Hudson-Phillips said qualification alone in a particular discipline will not be enough without experience. He added then that experience in one of the disciplines without being qualified in it will not satisfy the requirement. A date for the hearing of the lawsuit is yet to be fixed. Contacted for comment yesterday Dumas said he had promised to file a legal challenge and he kept his word.
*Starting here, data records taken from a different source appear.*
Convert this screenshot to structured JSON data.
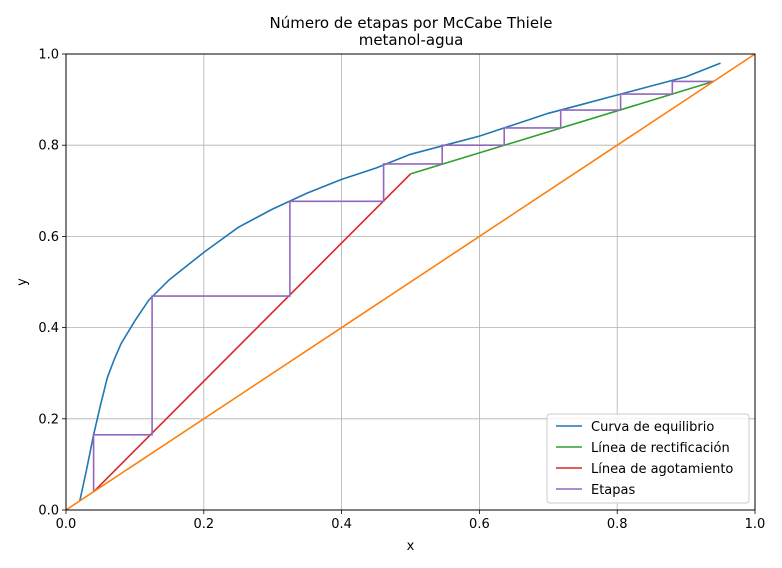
{
  "chart_data": {
    "type": "line",
    "title": "Número de etapas por McCabe Thiele",
    "subtitle": "metanol-agua",
    "xlabel": "x",
    "ylabel": "y",
    "xlim": [
      0,
      1
    ],
    "ylim": [
      0,
      1
    ],
    "xticks": [
      "0.0",
      "0.2",
      "0.4",
      "0.6",
      "0.8",
      "1.0"
    ],
    "yticks": [
      "0.0",
      "0.2",
      "0.4",
      "0.6",
      "0.8",
      "1.0"
    ],
    "grid": true,
    "legend_position": "lower-right",
    "series": [
      {
        "name": "Curva de equilibrio",
        "color": "#1f77b4",
        "points": [
          [
            0.02,
            0.02
          ],
          [
            0.03,
            0.09
          ],
          [
            0.04,
            0.165
          ],
          [
            0.05,
            0.23
          ],
          [
            0.06,
            0.29
          ],
          [
            0.07,
            0.33
          ],
          [
            0.08,
            0.365
          ],
          [
            0.1,
            0.415
          ],
          [
            0.12,
            0.46
          ],
          [
            0.15,
            0.505
          ],
          [
            0.2,
            0.565
          ],
          [
            0.25,
            0.62
          ],
          [
            0.3,
            0.66
          ],
          [
            0.35,
            0.695
          ],
          [
            0.4,
            0.725
          ],
          [
            0.45,
            0.75
          ],
          [
            0.5,
            0.78
          ],
          [
            0.55,
            0.8
          ],
          [
            0.6,
            0.82
          ],
          [
            0.65,
            0.845
          ],
          [
            0.7,
            0.87
          ],
          [
            0.75,
            0.89
          ],
          [
            0.8,
            0.91
          ],
          [
            0.85,
            0.93
          ],
          [
            0.9,
            0.95
          ],
          [
            0.95,
            0.98
          ]
        ]
      },
      {
        "name": "Línea de rectificación",
        "color": "#2ca02c",
        "points": [
          [
            0.5,
            0.737
          ],
          [
            0.94,
            0.94
          ]
        ]
      },
      {
        "name": "Línea de agotamiento",
        "color": "#d62728",
        "points": [
          [
            0.04,
            0.04
          ],
          [
            0.5,
            0.737
          ]
        ]
      },
      {
        "name": "Etapas",
        "color": "#9467bd",
        "points": [
          [
            0.94,
            0.94
          ],
          [
            0.88,
            0.94
          ],
          [
            0.88,
            0.912
          ],
          [
            0.805,
            0.912
          ],
          [
            0.805,
            0.877
          ],
          [
            0.718,
            0.877
          ],
          [
            0.718,
            0.838
          ],
          [
            0.636,
            0.838
          ],
          [
            0.636,
            0.8
          ],
          [
            0.546,
            0.8
          ],
          [
            0.546,
            0.759
          ],
          [
            0.461,
            0.759
          ],
          [
            0.461,
            0.677
          ],
          [
            0.325,
            0.677
          ],
          [
            0.325,
            0.469
          ],
          [
            0.125,
            0.469
          ],
          [
            0.125,
            0.165
          ],
          [
            0.04,
            0.165
          ],
          [
            0.04,
            0.04
          ]
        ]
      },
      {
        "name": "",
        "color": "#ff7f0e",
        "points": [
          [
            0,
            0
          ],
          [
            1,
            1
          ]
        ]
      }
    ]
  }
}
He recalled in his eulogy for Hudson-Phillips he said it would be an affront to him if he did not pursue the matter.

 

What the lawsuit seeks to determine

• Whether according to the provisions of Section 122 (3) of the Constitution of T&T nominees for appointment to the Police Service Commission must be qualified and experienced in the disciplines of law, sociology, management or finance and the meaning, in that context, of the phrase "qualified and experienced".
• Whether the President has any power and or authority to nominate for appointment to the PSC and to appoint to the said Commission persons who are not qualified and experienced in the disciplines of law, sociology, management of finance
• Whether according to the provisions of Section 122 (3) of the Constitution Roamar Achat-Saney, is and was on September 6, 2013, a person qualified and experienced in the disciplines of law and sociology and so be eligible for appointment to the PSC.
 • Whether according to the provisions of Section 122 (3) of the Constitution Dr James Armstrong, is and was on September 6, 2013, a person qualified and experienced in the disciplines of management and finance and so be eligible for appointment to the PSC

 

The court is also being asked to say "whether according to the true construction of Section 122 (3) of the Constitution the Police Service Commission is not properly constituted according to the law." Dumas' wants the court to declare that "under the true construction of Section 122 (3) of the Constitution"  Achat-Saney and Armstrong were "not qualified and experienced " in the respective disciplines of law and sociology and management and finance for nomination and appointment by the President to the PSC on September 6, 2013. It is also seeking a declaration from the court that "The Police Service Commission as currently constituted is unconstitutional and contrary to Section 122 (3) of the Constitution by reason of the appointment by the President of Roamer Achat-Saney and Dr James Armstrong for a three years with effect from November 29, 2014.